Che fare, quindi? Possiamo partire da azioni semplici, secondo un approccio di “etica digitale dal basso”.

Ad esempio, avviare o appoggiarsi a percorsi di informazione e di inclusione che aumentino la consapevolezza dei singoli e della collettività. Un esempio può essere rappresentato dai DigiPASS recentemente avviati in Umbria.

Un’altra opportunità, e qui riprendo il concetto relativo all’importanza e al valore dei dati che divengono informazione, è quella di un utilizzo aperto, condiviso e responsabile delle soluzioni informatiche e dei dati. In molti progetti che guardano al sociale vi è sicuramente la possibilità di raccogliere, organizzare e condividere dati e poi metterli a disposizione secondo regole che rispettino i diritti dei singoli e che esaltino i valori della collettività. Qui si tratta di intraprendere un percorso di responsabilità che va agito a due livelli: sia da parte di chi realizza o gestisce tali applicazioni, sia nei confronti degli utenti finali.

In un contesto in cui la tecnologia ci offre un enorme potenziale utile a costruire il nostro futuro abbiamo il dovere di utilizzarlo bene. Lo sforzo comune è quello di costruire una cultura della responsabilità verso la tecnologia così che gli uomini del futuro non siano “tutto muscoli e poco cervello”. Credo che in questo anche la cooperazione sociale abbia un ruolo importante.

Concludo citando ancora Kelly che individua il ruolo dell’uomo nella co-evoluzione con la tecnologia come colui che gioca ad un gioco infinito. Nella mia storia personale ho sempre cercato di sostituire la abusata metafora della guerra con quella del gioco, che ritengo più ricca e significativa. Kelly fa un passo in avanti e contrappone al tradizionale gioco finito – che ha regole precise, uno o più avversari e che termina quando si vince – il gioco infinito che si gioca proprio per continuare a tenerlo vivo. In questo modo non termina mai, perché continua a giocare con le stesse regole del gioco e non ha vincitori.

Scrive Kelly:

“I giochi finiti hanno più successo perché producono azione – basti pensare alle guerre o allo sport – mentre i giochi infiniti possono essere anche noiosi. Possiamo immaginare centinaia di storie molto più eccitanti su due tizi che combattono che non su due tizi che sono in pace tra loro. Il problema di tutte le centinaia di storie eccitanti sui due tizi che combattono è che finiscono tutte allo stesso modo, ovvero con la morte di uno dei due (o di entrambi), a meno che a un certo punto cambino idea e si mettano a collaborare. Invece la storia incentrata sulla pace, anche se noiosa, non ha fine: può portare a migliaia di storie inaspettate, magari i due tizi diventano soci e mettono in piedi una nuova città o scoprono un nuovo elemento o scrivono un’opera fantastica. Creano qualcosa che diventerà la base per storie future: stanno, insomma, giocando un gioco infinito.”

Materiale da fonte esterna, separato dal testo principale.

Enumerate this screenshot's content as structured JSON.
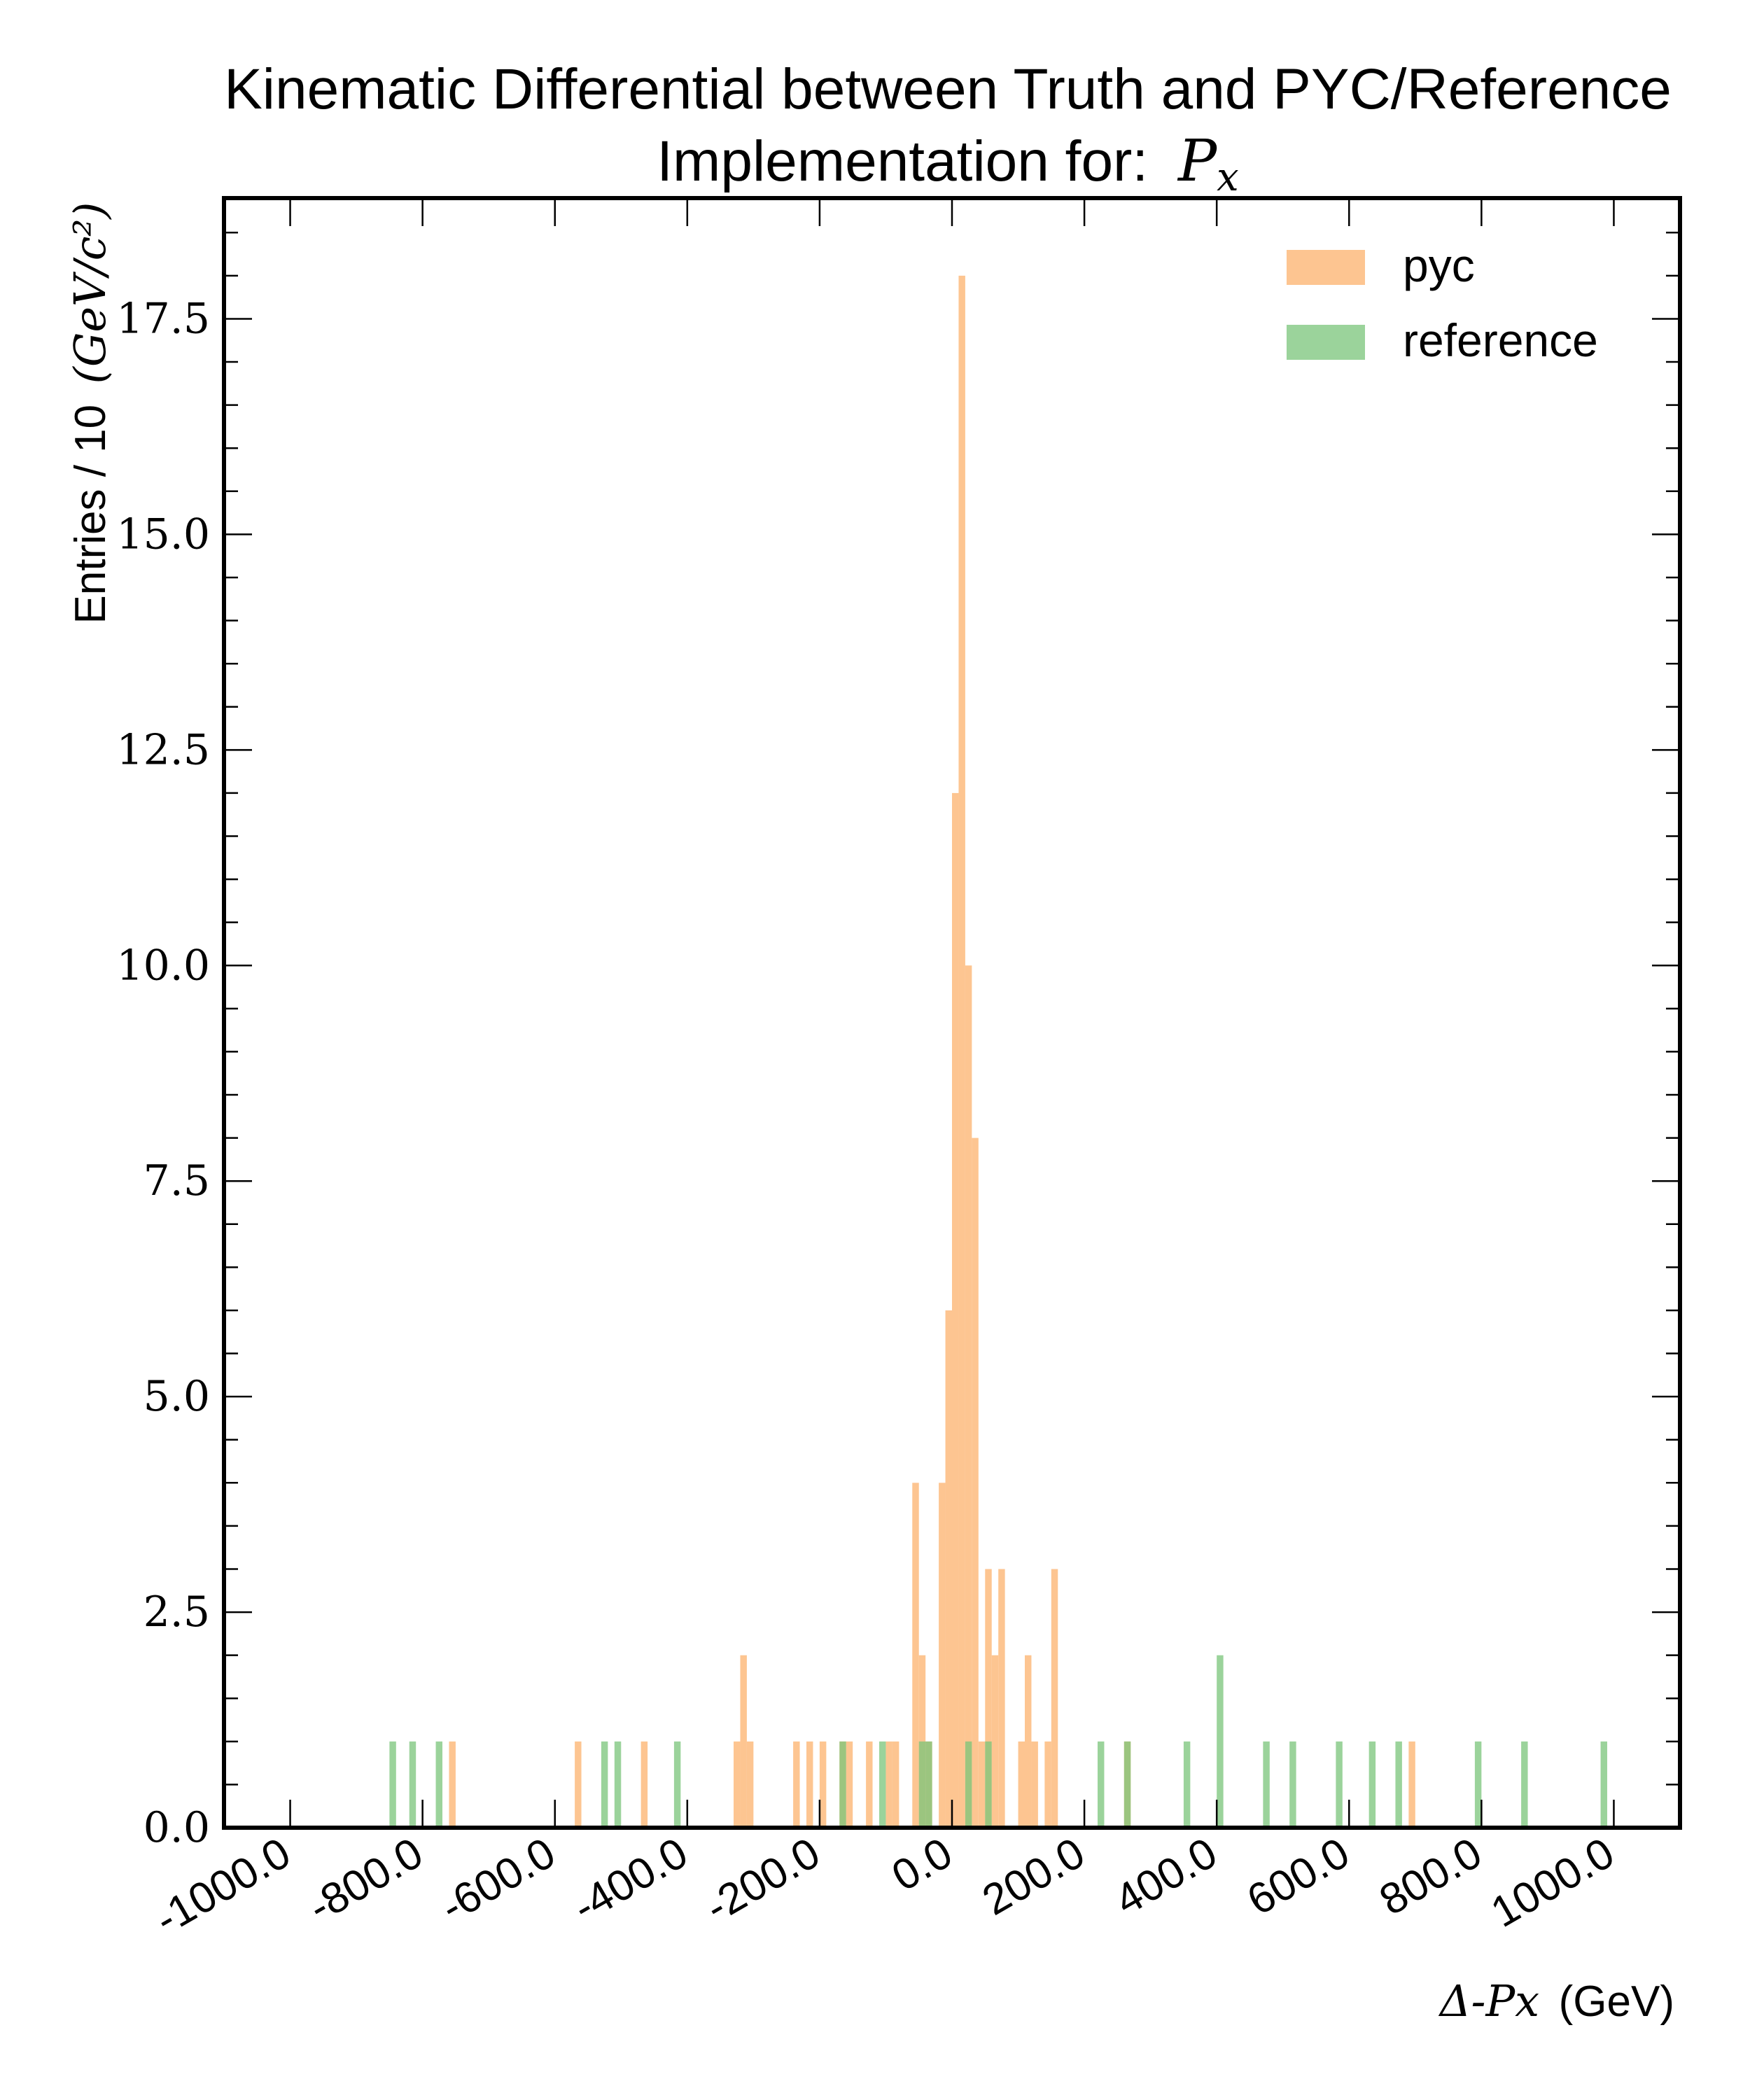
{
  "chart_data": {
    "type": "bar",
    "title_line1": "Kinematic Differential between Truth and PYC/Reference",
    "title_line2_prefix": "Implementation for:",
    "title_line2_math": "Px",
    "xlabel_math": "Δ-Px",
    "xlabel_unit": "(GeV)",
    "ylabel_text": "Entries / 10",
    "ylabel_math": "(GeV/c²)",
    "xlim": [
      -1100,
      1100
    ],
    "ylim": [
      0,
      18.9
    ],
    "xticks": [
      -1000,
      -800,
      -600,
      -400,
      -200,
      0,
      200,
      400,
      600,
      800,
      1000
    ],
    "xtick_labels": [
      "-1000.0",
      "-800.0",
      "-600.0",
      "-400.0",
      "-200.0",
      "0.0",
      "200.0",
      "400.0",
      "600.0",
      "800.0",
      "1000.0"
    ],
    "yticks": [
      0,
      2.5,
      5,
      7.5,
      10,
      12.5,
      15,
      17.5
    ],
    "ytick_labels": [
      "0.0",
      "2.5",
      "5.0",
      "7.5",
      "10.0",
      "12.5",
      "15.0",
      "17.5"
    ],
    "bin_width": 10,
    "legend_position": "top-right",
    "series": [
      {
        "name": "pyc",
        "color": "#fdbf85",
        "bins": [
          {
            "x": -760,
            "y": 1
          },
          {
            "x": -570,
            "y": 1
          },
          {
            "x": -470,
            "y": 1
          },
          {
            "x": -330,
            "y": 1
          },
          {
            "x": -320,
            "y": 2
          },
          {
            "x": -310,
            "y": 1
          },
          {
            "x": -240,
            "y": 1
          },
          {
            "x": -220,
            "y": 1
          },
          {
            "x": -200,
            "y": 1
          },
          {
            "x": -170,
            "y": 1
          },
          {
            "x": -160,
            "y": 1
          },
          {
            "x": -130,
            "y": 1
          },
          {
            "x": -100,
            "y": 1
          },
          {
            "x": -90,
            "y": 1
          },
          {
            "x": -60,
            "y": 4
          },
          {
            "x": -50,
            "y": 2
          },
          {
            "x": -40,
            "y": 1
          },
          {
            "x": -20,
            "y": 4
          },
          {
            "x": -10,
            "y": 6
          },
          {
            "x": 0,
            "y": 12
          },
          {
            "x": 10,
            "y": 18
          },
          {
            "x": 20,
            "y": 10
          },
          {
            "x": 30,
            "y": 8
          },
          {
            "x": 40,
            "y": 1
          },
          {
            "x": 50,
            "y": 3
          },
          {
            "x": 60,
            "y": 2
          },
          {
            "x": 70,
            "y": 3
          },
          {
            "x": 100,
            "y": 1
          },
          {
            "x": 110,
            "y": 2
          },
          {
            "x": 120,
            "y": 1
          },
          {
            "x": 140,
            "y": 1
          },
          {
            "x": 150,
            "y": 3
          },
          {
            "x": 260,
            "y": 1
          },
          {
            "x": 690,
            "y": 1
          }
        ]
      },
      {
        "name": "reference",
        "color": "#79c47a",
        "bins": [
          {
            "x": -850,
            "y": 1
          },
          {
            "x": -820,
            "y": 1
          },
          {
            "x": -780,
            "y": 1
          },
          {
            "x": -530,
            "y": 1
          },
          {
            "x": -510,
            "y": 1
          },
          {
            "x": -420,
            "y": 1
          },
          {
            "x": -170,
            "y": 1
          },
          {
            "x": -110,
            "y": 1
          },
          {
            "x": -50,
            "y": 1
          },
          {
            "x": -40,
            "y": 1
          },
          {
            "x": 20,
            "y": 1
          },
          {
            "x": 50,
            "y": 1
          },
          {
            "x": 220,
            "y": 1
          },
          {
            "x": 260,
            "y": 1
          },
          {
            "x": 350,
            "y": 1
          },
          {
            "x": 400,
            "y": 2
          },
          {
            "x": 470,
            "y": 1
          },
          {
            "x": 510,
            "y": 1
          },
          {
            "x": 580,
            "y": 1
          },
          {
            "x": 630,
            "y": 1
          },
          {
            "x": 670,
            "y": 1
          },
          {
            "x": 790,
            "y": 1
          },
          {
            "x": 860,
            "y": 1
          },
          {
            "x": 980,
            "y": 1
          }
        ]
      }
    ]
  }
}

“L’obiettivo è continuare a giocare: esplorare ogni modo possibile per farlo, includere tutti i giochi, tutti i possibili giocatori, ampliare la nozione di gioco, usare tutto, impadronirsi di niente, seminare in tutto l’universo giochi improbabili e, se possibile, andare oltre tutto ciò che è venuto prima. … Strada facendo generiamo più scelta, più opportunità, più connessioni, più diversità, più unità, più pensiero, più bellezza e più problemi: che si sommano a maggiori benefici, in un gioco infinito che vale la pena di giocare.